[Wolves] FOSS, who's it for? Us or them?

Adam Sweet adam at adamsweet.org
Thu Sep 25 10:20:18 UTC 2008


Kevanf1 wrote:
> Out of interest, where did the Chrome code come from in the first
> place?  Is it a derivative of Firefox?  Because if so Firefox isn't
> strictly all open source.  That's why Debian package it again as
> Iceweasle (sp?)

I forgot this myself last time this thread was live. The html rendering
engine is Webkit from Apple. Webkit was derived from KHTML, which was
the Konqueror rendering engine. I don't know if KHTML *is* Webkit these
days and whether Konqueror used Webkit rather than KHTML.

http://webkit.org/

Webkit is LGPL (has to link against non-Free libaries, ie OS X), as is
KHTML. I don't know if any other part of Chrome uses Free software.

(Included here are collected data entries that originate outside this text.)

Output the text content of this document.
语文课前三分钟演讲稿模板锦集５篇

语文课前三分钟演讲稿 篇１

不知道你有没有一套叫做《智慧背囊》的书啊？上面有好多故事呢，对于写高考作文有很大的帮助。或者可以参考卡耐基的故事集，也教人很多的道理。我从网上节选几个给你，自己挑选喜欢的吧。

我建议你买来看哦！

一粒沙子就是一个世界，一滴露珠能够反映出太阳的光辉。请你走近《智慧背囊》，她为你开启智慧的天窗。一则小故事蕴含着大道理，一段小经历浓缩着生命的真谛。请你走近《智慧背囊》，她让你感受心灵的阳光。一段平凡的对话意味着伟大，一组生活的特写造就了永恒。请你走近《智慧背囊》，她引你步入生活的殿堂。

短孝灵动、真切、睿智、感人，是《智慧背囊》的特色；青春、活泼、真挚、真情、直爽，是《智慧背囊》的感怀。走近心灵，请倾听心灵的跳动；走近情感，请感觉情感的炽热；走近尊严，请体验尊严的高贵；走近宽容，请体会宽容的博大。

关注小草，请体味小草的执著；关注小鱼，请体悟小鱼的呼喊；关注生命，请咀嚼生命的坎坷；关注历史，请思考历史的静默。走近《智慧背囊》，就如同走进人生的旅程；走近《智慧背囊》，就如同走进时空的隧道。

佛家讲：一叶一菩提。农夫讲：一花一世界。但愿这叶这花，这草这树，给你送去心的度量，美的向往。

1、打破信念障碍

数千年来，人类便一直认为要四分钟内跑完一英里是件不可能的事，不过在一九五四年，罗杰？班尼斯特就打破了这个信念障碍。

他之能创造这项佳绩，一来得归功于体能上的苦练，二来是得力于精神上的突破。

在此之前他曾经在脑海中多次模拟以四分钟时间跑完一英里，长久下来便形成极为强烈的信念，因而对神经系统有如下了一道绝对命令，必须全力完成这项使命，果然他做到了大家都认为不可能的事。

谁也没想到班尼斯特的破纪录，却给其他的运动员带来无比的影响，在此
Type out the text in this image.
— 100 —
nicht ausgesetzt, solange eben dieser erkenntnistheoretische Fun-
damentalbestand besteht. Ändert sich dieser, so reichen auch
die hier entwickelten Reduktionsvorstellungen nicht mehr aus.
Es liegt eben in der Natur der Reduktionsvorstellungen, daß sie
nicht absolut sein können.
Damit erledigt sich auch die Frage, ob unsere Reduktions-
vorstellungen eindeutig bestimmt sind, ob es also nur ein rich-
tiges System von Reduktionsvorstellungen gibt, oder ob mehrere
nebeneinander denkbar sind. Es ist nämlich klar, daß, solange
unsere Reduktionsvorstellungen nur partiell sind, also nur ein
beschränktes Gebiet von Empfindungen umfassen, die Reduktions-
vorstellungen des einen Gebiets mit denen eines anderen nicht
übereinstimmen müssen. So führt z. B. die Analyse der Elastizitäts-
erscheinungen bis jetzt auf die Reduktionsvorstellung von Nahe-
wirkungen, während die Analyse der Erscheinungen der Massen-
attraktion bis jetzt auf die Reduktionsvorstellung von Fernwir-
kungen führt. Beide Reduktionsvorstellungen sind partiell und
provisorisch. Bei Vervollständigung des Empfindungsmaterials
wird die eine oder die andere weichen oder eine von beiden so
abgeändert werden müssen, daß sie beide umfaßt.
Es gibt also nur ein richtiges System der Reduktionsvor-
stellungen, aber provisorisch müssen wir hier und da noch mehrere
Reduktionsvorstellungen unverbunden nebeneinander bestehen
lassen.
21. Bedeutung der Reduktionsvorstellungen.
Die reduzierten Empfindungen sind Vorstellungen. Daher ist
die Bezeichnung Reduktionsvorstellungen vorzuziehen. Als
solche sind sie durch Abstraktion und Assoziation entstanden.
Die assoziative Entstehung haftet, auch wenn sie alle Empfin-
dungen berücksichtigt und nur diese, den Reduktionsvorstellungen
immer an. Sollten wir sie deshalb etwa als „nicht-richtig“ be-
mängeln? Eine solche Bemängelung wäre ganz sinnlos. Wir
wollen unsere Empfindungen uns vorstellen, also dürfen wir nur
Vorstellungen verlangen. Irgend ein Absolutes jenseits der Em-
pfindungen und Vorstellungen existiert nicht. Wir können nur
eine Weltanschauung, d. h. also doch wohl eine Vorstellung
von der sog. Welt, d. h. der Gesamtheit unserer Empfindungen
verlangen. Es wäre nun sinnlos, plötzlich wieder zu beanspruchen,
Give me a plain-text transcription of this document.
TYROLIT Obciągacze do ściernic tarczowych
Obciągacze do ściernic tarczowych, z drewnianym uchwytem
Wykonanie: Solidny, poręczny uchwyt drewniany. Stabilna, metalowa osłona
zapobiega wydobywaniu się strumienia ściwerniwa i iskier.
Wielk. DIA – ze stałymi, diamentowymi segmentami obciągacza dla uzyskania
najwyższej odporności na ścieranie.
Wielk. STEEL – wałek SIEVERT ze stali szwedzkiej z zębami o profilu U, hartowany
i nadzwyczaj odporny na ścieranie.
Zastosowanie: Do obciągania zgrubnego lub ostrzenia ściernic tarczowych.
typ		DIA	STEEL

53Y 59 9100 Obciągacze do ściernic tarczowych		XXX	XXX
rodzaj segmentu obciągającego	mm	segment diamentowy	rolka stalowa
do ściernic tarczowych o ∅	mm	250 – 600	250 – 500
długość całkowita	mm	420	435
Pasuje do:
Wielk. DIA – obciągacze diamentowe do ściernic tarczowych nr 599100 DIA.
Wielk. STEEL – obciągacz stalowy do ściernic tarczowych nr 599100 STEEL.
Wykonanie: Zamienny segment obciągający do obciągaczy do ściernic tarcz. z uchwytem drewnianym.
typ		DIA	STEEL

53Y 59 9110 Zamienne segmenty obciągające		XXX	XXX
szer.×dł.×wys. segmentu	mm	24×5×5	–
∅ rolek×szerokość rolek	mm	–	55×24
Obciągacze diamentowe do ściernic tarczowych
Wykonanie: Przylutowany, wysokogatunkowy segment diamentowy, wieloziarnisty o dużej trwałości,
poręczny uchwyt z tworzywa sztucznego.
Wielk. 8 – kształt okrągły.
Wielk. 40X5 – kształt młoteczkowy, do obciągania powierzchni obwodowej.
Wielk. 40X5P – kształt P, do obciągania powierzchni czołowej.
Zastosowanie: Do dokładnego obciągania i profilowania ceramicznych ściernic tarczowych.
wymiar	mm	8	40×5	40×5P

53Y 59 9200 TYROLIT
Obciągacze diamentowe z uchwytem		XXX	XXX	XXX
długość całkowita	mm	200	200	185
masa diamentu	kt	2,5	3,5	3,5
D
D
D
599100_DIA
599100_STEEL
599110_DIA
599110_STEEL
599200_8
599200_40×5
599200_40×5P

Firefox is MPL (Mozilla Public License). I don't know the ins and outs
of the MPL itself, but the issue is that Mozilla are strict about the
use of their trademarks. Modifications made by Debian to their FF and TB
packages meant they don't comply with Mozilla's trademarks, and so
Firefox and Thunderbird are known as IceWeasel and IceDove, to comply
with the Mozilla trademark restrictions.

http://en.wikipedia.org/wiki/Naming_conflict_between_Debian_and_Mozilla

Many of us have heard that Mozilla have insisted that Ubuntu presents
users with an EULA the first time they started. The amount of resentment
generated has caused Mozilla to re-negotiate with Canonical and it looks
like there won't be an EULA any more. This is a bullshit situation that
has been going on for a few years and I think is of far more consequence
the Chrome not being released for Linux yet. Remember when Ubuntu used
to use a simple glove icon for Firefox and called it 'Web Browser'?

The Gnome browser Epiphany is due to shift to Webkit instead of using
Gecko (the Firefox rendering engine) due to issues with how complicated
Gecko is to embed and it's glacial evolution. According to an article I
read a while back, Gecko only gets a new release when Firefox increased
in major release numbers, so there were no updates to Gecko between the
releases of Firefox 2 and 3, which means for the Epiphany people, Gecko
is pretty crusty.

I suspect that if Mozilla continue to be truculent over their
trademarks, we're going to end up using Epiphany on Webkit or Chrome as
the default browser on many distributions.